Sunday, January 12, 2014
A Sad Lift Off
When they built on to our hospital recently they moved the heli-pad to the front and to the side of the front parking lot. When we went to eat at the cafeteria an air life copter was on the pad with motor running and door open. Techs were pushing an empty stretcher toward the hospital. As we got out of the car the helicopter revved up the motors and the blades stirred the leaves on a small tree. I happened to look across the pad with the fence surrounding it and I spotted a lady standing as near as she could legally and safely stand. My heart went out to her imaging she is the wife, daughter, or mother of the patient. Reminding me of when Mel had a heart attack in the car and we wrecked on a Sears parking lot. The driver of the car we hit came our raising cane as it was a borrowed car. I know the feeling of riding in an ambulance when some cars won't move over. When they took me into a private room I knew things were bad. As the driver of the ambulance prepared to leave he came in to the room where I was and tousled my hair but didn't say much.
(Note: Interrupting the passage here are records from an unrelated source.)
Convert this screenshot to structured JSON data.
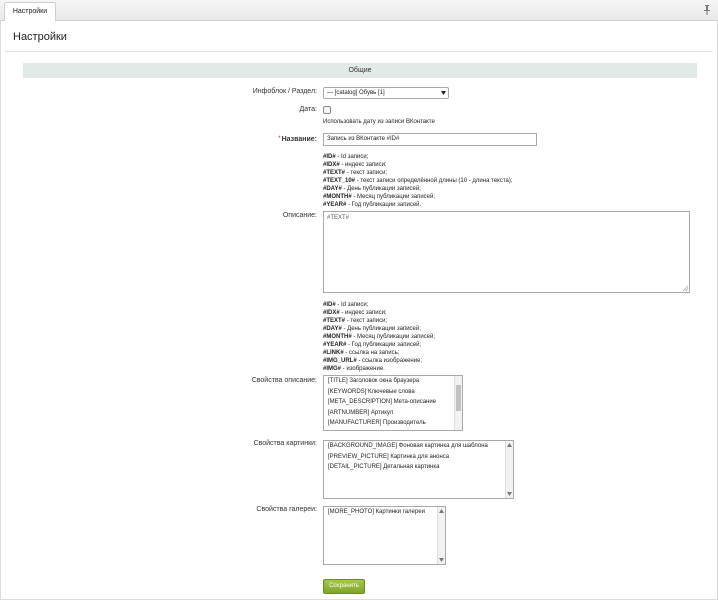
{
  "tab": {
    "label": "Настройки"
  },
  "page": {
    "title": "Настройки"
  },
  "section": {
    "title": "Общие"
  },
  "form": {
    "iblock": {
      "label": "Инфоблок / Раздел:",
      "value": "— [catalog] Обувь [1]"
    },
    "date": {
      "label": "Дата:",
      "checked": false,
      "note": "Использовать дату из записи ВКонтакте"
    },
    "name": {
      "required_mark": "*",
      "label": "Название:",
      "value": "Запись из ВКонтакте #ID#"
    },
    "name_hints": [
      {
        "code": "#ID#",
        "text": " - Id записи;"
      },
      {
        "code": "#IDX#",
        "text": " - индекс записи;"
      },
      {
        "code": "#TEXT#",
        "text": " - текст записи;"
      },
      {
        "code": "#TEXT_10#",
        "text": " - текст записи определённой длины (10 - длина текста);"
      },
      {
        "code": "#DAY#",
        "text": " - День публикации записей;"
      },
      {
        "code": "#MONTH#",
        "text": " - Месяц публикации записей;"
      },
      {
        "code": "#YEAR#",
        "text": " - Год публикации записей."
      }
    ],
    "description": {
      "label": "Описание:",
      "value": "#TEXT#"
    },
    "description_hints": [
      {
        "code": "#ID#",
        "text": " - Id записи;"
      },
      {
        "code": "#IDX#",
        "text": " - индекс записи;"
      },
      {
        "code": "#TEXT#",
        "text": " - текст записи;"
      },
      {
        "code": "#DAY#",
        "text": " - День публикации записей;"
      },
      {
        "code": "#MONTH#",
        "text": " - Месяц публикации записей;"
      },
      {
        "code": "#YEAR#",
        "text": " - Год публикации записей;"
      },
      {
        "code": "#LINK#",
        "text": " - ссылка на запись;"
      },
      {
        "code": "#IMG_URL#",
        "text": " - ссылка изображение;"
      },
      {
        "code": "#IMG#",
        "text": " - изображение."
      }
    ],
    "desc_props": {
      "label": "Свойства описание:",
      "options": [
        "[TITLE] Заголовок окна браузера",
        "[KEYWORDS] Ключевые слова",
        "[META_DESCRIPTION] Мета-описание",
        "[ARTNUMBER] Артикул",
        "[MANUFACTURER] Производитель"
      ]
    },
    "picture_props": {
      "label": "Свойства картинки:",
      "options": [
        "[BACKGROUND_IMAGE] Фоновая картинка для шаблона",
        "[PREVIEW_PICTURE] Картинка для анонса",
        "[DETAIL_PICTURE] Детальная картинка"
      ]
    },
    "gallery_props": {
      "label": "Свойства галереи:",
      "options": [
        "[MORE_PHOTO] Картинки галереи"
      ]
    }
  },
  "save_button": {
    "label": "Сохранить"
  },
  "colors": {
    "section_bg": "#e2eae8",
    "button_green": "#8db43a",
    "required": "#dd0000"
  }
}
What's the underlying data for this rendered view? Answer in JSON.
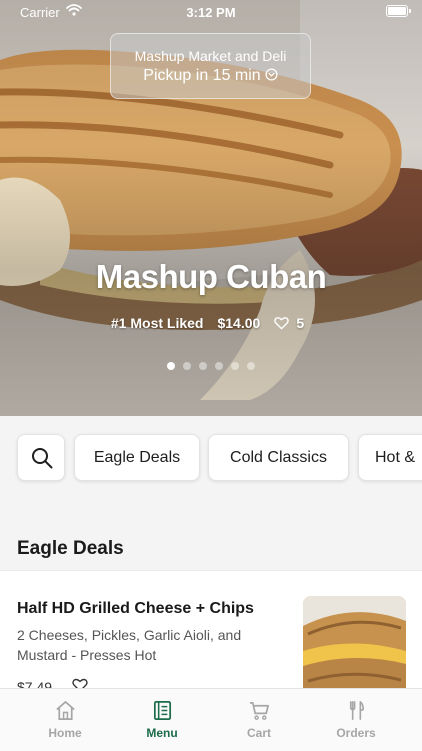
{
  "status_bar": {
    "carrier": "Carrier",
    "time": "3:12 PM"
  },
  "pickup": {
    "store": "Mashup Market and Deli",
    "time_label": "Pickup in 15 min"
  },
  "hero": {
    "title": "Mashup Cuban",
    "badge": "#1 Most Liked",
    "price": "$14.00",
    "likes": "5",
    "slide_count": 6,
    "active_slide": 1
  },
  "categories": [
    "Eagle Deals",
    "Cold Classics",
    "Hot &"
  ],
  "section": {
    "title": "Eagle Deals",
    "items": [
      {
        "name": "Half HD Grilled Cheese + Chips",
        "description": "2 Cheeses, Pickles, Garlic Aioli, and Mustard - Presses Hot",
        "price": "$7.49"
      }
    ]
  },
  "tabs": [
    {
      "label": "Home",
      "icon": "home-icon"
    },
    {
      "label": "Menu",
      "icon": "menu-icon"
    },
    {
      "label": "Cart",
      "icon": "cart-icon"
    },
    {
      "label": "Orders",
      "icon": "fork-knife-icon"
    }
  ],
  "active_tab": "Menu",
  "colors": {
    "accent": "#1c6b4a",
    "inactive_tab": "#a6a6a6",
    "background": "#f4f4f4"
  }
}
I knew it was bad. Mel lived four days but never came to. My daughters and sons-in-law were very kind and helpful but after a few months their life had to move on in other states. It was hard having to make decisions alone, get myself to doctor appointments in parts of town I wasn't familiar with. Setting prices on houses to sell and selling them, but I muddled through. Even mowed grass on a lawnmower with three wheels. That makes me laugh, I'm not very mecanically inclined. Surely I could have bought a wheel that fit and put it on. Shortly after that I decided I could hire my lawn mowed. I could sell the rent property. I pulled myself up by the boot straps and did things for me. Dancing, walking, exercising, a few trips. It was hard but it can be done. I wasn't the first and I won't be the last but I pray the person in the air life helicopter will be okay and the lady standing at the fence will be okay if she was connected. Please don't think I'm writing this to make you feel sorry for me, I'm not. Even though sad, it made me learn a lot and be independent.